Сент-Герман кивнул с еле приметной долей иронии, потом перекрестился, правда в греческой, а не в римской манере, и обратился к Ранегунде:

— Герефа? Должен ли я продолжить?

Ранегунда решительным жестом выразила согласие.

— Да.

Ей может довериться каждый, кого зной дневной обожжет. Она утоляет все жажды и тайны свои бережет. Она всем возлюбленным рада и гонит сомнения прочь. Она мой оплот и услада, бездонная дивная ночь.

Когда Сент-Герман умолк, еле слышно пощипывая струны цитры, в зале на какое-то время воцарилась полная тишина.

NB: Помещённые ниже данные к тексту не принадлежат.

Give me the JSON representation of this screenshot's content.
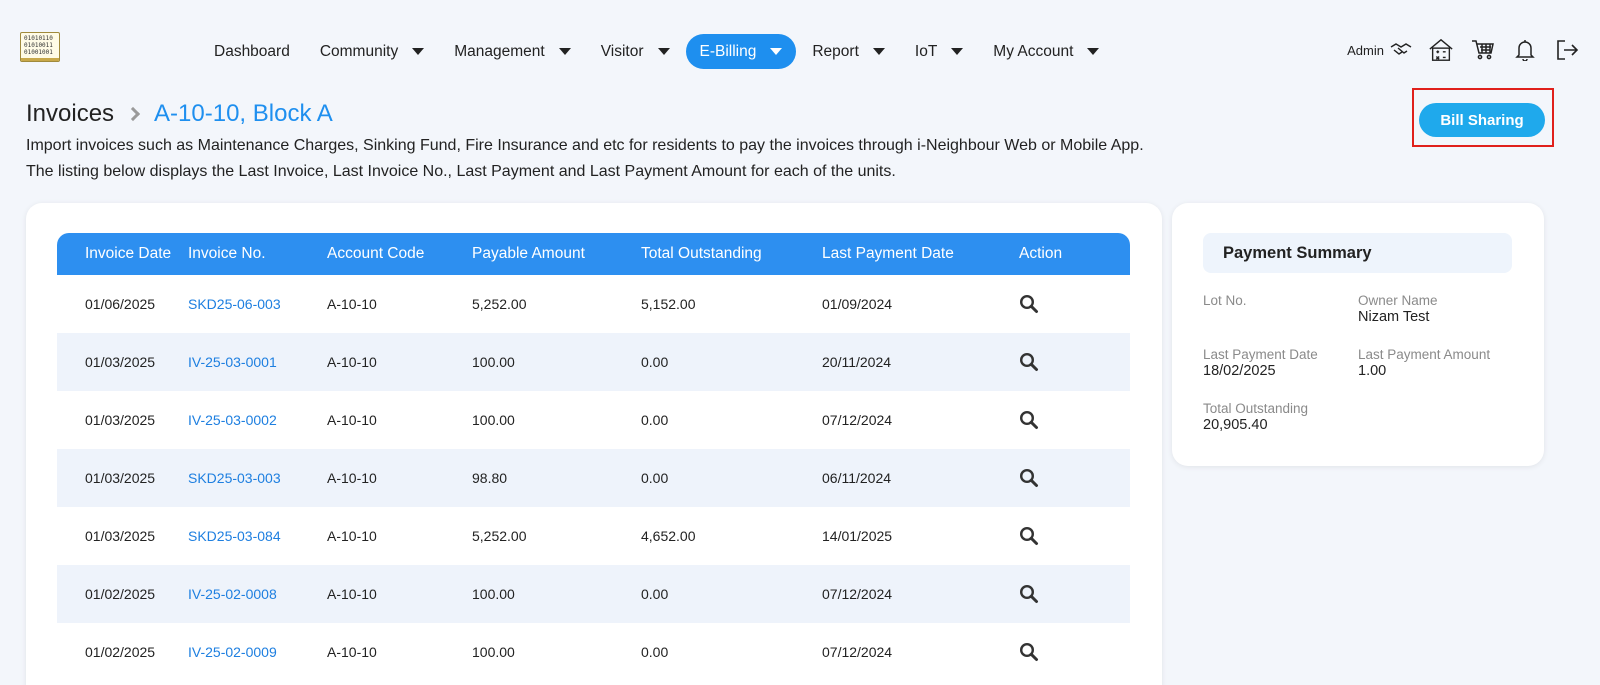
{
  "nav": {
    "items": [
      {
        "label": "Dashboard",
        "dropdown": false,
        "active": false
      },
      {
        "label": "Community",
        "dropdown": true,
        "active": false
      },
      {
        "label": "Management",
        "dropdown": true,
        "active": false
      },
      {
        "label": "Visitor",
        "dropdown": true,
        "active": false
      },
      {
        "label": "E-Billing",
        "dropdown": true,
        "active": true
      },
      {
        "label": "Report",
        "dropdown": true,
        "active": false
      },
      {
        "label": "IoT",
        "dropdown": true,
        "active": false
      },
      {
        "label": "My Account",
        "dropdown": true,
        "active": false
      }
    ],
    "user_label": "Admin",
    "accent": "#1e8fef"
  },
  "logo_text": "01010110 01010011 01001001",
  "page": {
    "crumb_root": "Invoices",
    "crumb_current": "A-10-10, Block A",
    "desc_line1": "Import invoices such as Maintenance Charges, Sinking Fund, Fire Insurance and etc for residents to pay the invoices through i-Neighbour Web or Mobile App.",
    "desc_line2": "The listing below displays the Last Invoice, Last Invoice No., Last Payment and Last Payment Amount for each of the units.",
    "bill_sharing_label": "Bill Sharing"
  },
  "table": {
    "headers": {
      "date": "Invoice Date",
      "no": "Invoice No.",
      "account": "Account Code",
      "payable": "Payable Amount",
      "outstanding": "Total Outstanding",
      "last_payment": "Last Payment Date",
      "action": "Action"
    },
    "rows": [
      {
        "date": "01/06/2025",
        "no": "SKD25-06-003",
        "account": "A-10-10",
        "payable": "5,252.00",
        "outstanding": "5,152.00",
        "last_payment": "01/09/2024"
      },
      {
        "date": "01/03/2025",
        "no": "IV-25-03-0001",
        "account": "A-10-10",
        "payable": "100.00",
        "outstanding": "0.00",
        "last_payment": "20/11/2024"
      },
      {
        "date": "01/03/2025",
        "no": "IV-25-03-0002",
        "account": "A-10-10",
        "payable": "100.00",
        "outstanding": "0.00",
        "last_payment": "07/12/2024"
      },
      {
        "date": "01/03/2025",
        "no": "SKD25-03-003",
        "account": "A-10-10",
        "payable": "98.80",
        "outstanding": "0.00",
        "last_payment": "06/11/2024"
      },
      {
        "date": "01/03/2025",
        "no": "SKD25-03-084",
        "account": "A-10-10",
        "payable": "5,252.00",
        "outstanding": "4,652.00",
        "last_payment": "14/01/2025"
      },
      {
        "date": "01/02/2025",
        "no": "IV-25-02-0008",
        "account": "A-10-10",
        "payable": "100.00",
        "outstanding": "0.00",
        "last_payment": "07/12/2024"
      },
      {
        "date": "01/02/2025",
        "no": "IV-25-02-0009",
        "account": "A-10-10",
        "payable": "100.00",
        "outstanding": "0.00",
        "last_payment": "07/12/2024"
      }
    ]
  },
  "summary": {
    "title": "Payment Summary",
    "lot_label": "Lot No.",
    "lot_value": "",
    "owner_label": "Owner Name",
    "owner_value": "Nizam Test",
    "last_date_label": "Last Payment Date",
    "last_date_value": "18/02/2025",
    "last_amount_label": "Last Payment Amount",
    "last_amount_value": "1.00",
    "outstanding_label": "Total Outstanding",
    "outstanding_value": "20,905.40"
  }
}
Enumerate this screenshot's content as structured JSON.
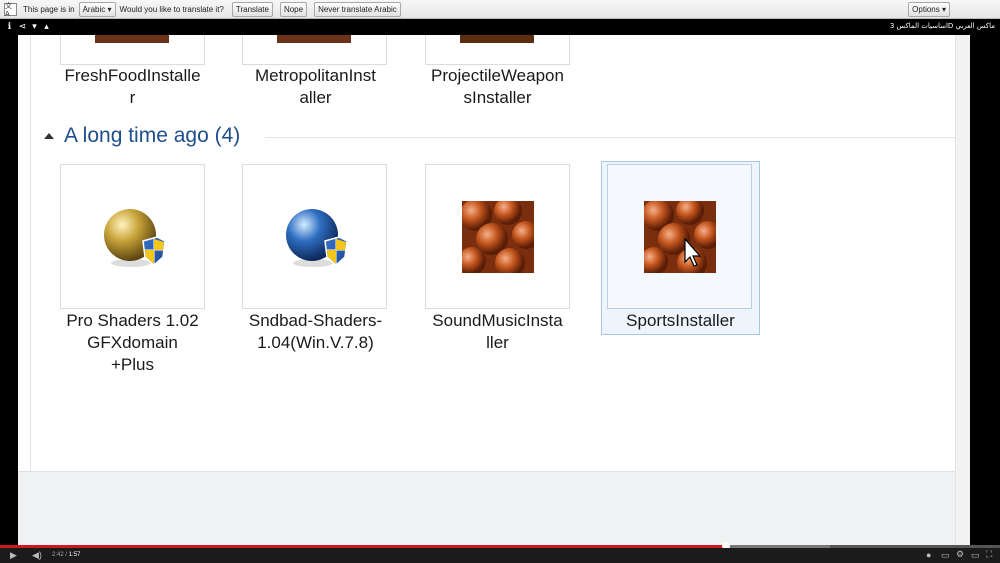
{
  "translate_bar": {
    "prefix": "This page is in",
    "language": "Arabic",
    "question": "Would you like to translate it?",
    "translate": "Translate",
    "nope": "Nope",
    "never": "Never translate Arabic",
    "options": "Options"
  },
  "video": {
    "title": "اساسيات الماكس 3D ماكس العربي",
    "current_time": "2:42",
    "separator": "/",
    "duration": "1:57",
    "progress_fraction": 0.726,
    "buffered_fraction": 0.83
  },
  "explorer": {
    "top_row": [
      {
        "line1": "FreshFoodInstalle",
        "line2": "r"
      },
      {
        "line1": "MetropolitanInst",
        "line2": "aller"
      },
      {
        "line1": "ProjectileWeapon",
        "line2": "sInstaller"
      }
    ],
    "group": {
      "title": "A long time ago (4)"
    },
    "items": [
      {
        "line1": "Pro Shaders 1.02",
        "line2": "GFXdomain",
        "line3": "+Plus"
      },
      {
        "line1": "Sndbad-Shaders-",
        "line2": "1.04(Win.V.7.8)",
        "line3": ""
      },
      {
        "line1": "SoundMusicInsta",
        "line2": "ller",
        "line3": ""
      },
      {
        "line1": "SportsInstaller",
        "line2": "",
        "line3": ""
      }
    ]
  },
  "colors": {
    "group_title": "#1e4e8c",
    "progress_played": "#cc181e",
    "selection": "#eef4fb"
  }
}
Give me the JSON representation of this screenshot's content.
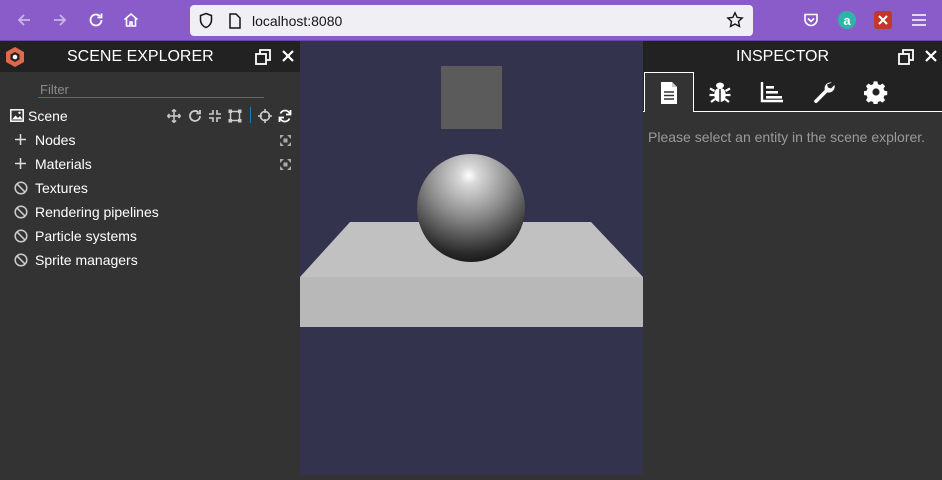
{
  "browser": {
    "url": "localhost:8080",
    "accent": "#8a5cc9",
    "extension_letter": "a"
  },
  "scene_explorer": {
    "title": "SCENE EXPLORER",
    "filter_placeholder": "Filter",
    "scene_label": "Scene",
    "items": [
      {
        "label": "Nodes",
        "icon": "plus-icon",
        "expandable": true
      },
      {
        "label": "Materials",
        "icon": "plus-icon",
        "expandable": true
      },
      {
        "label": "Textures",
        "icon": "disabled-icon",
        "expandable": false
      },
      {
        "label": "Rendering pipelines",
        "icon": "disabled-icon",
        "expandable": false
      },
      {
        "label": "Particle systems",
        "icon": "disabled-icon",
        "expandable": false
      },
      {
        "label": "Sprite managers",
        "icon": "disabled-icon",
        "expandable": false
      }
    ]
  },
  "viewport": {
    "background": "#33334d",
    "objects": [
      "box",
      "sphere",
      "ground-plane"
    ]
  },
  "inspector": {
    "title": "INSPECTOR",
    "tabs": [
      "properties-tab",
      "debug-tab",
      "statistics-tab",
      "tools-tab",
      "settings-tab"
    ],
    "active_tab": "properties-tab",
    "empty_message": "Please select an entity in the scene explorer."
  }
}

И песня, и ее исполнение понравились многим, особенно женщинам, но присутствие брата Эрхбога не давало слушателями выразить свое одобрение чем-либо, кроме благоговейного восторженного молчания. Геновефа тихо плакала, а Хрозия, сидевшая рядом, раскраснелась, как цветок, название которого было включено в ее имя.

Правда, воины во главе с капитаном казались несколько озадаченными, и Сент-Герман, заметив это, сказал:

— Я знаю другую песню. Она вам понравится больше. Ее написал один император, прославляя мощь своих войск. Вот, послушайте…

Он склонился к цитре и парой-тройкой аккордов перевел нежную мелодию прежней песни в бравурный марш.

Рим над землею парит, как орел! Юг покорил он и север обрел. Чу! Слышен топот победных колонн! Грозный стремится вперед легион! Твердь сотрясается, ворог дрожит и посрамленный в испуге бежит!

В песне было еще тринадцать строф, но Сент-Герман решил, что довольно будет и шести, чтобы довести публику до приятного, горячащего кровь возбуждения. Вскоре мужчины и впрямь начали вторить ему, отбивая ритм ногами и стуча кружками по столам — точь-в-точь как это делали много ранее римские легионеры. На этот раз, когда он умолк, зал разразился восхищенными криками. И только брат Эрхбог с явным неодобрением смотрел на певца.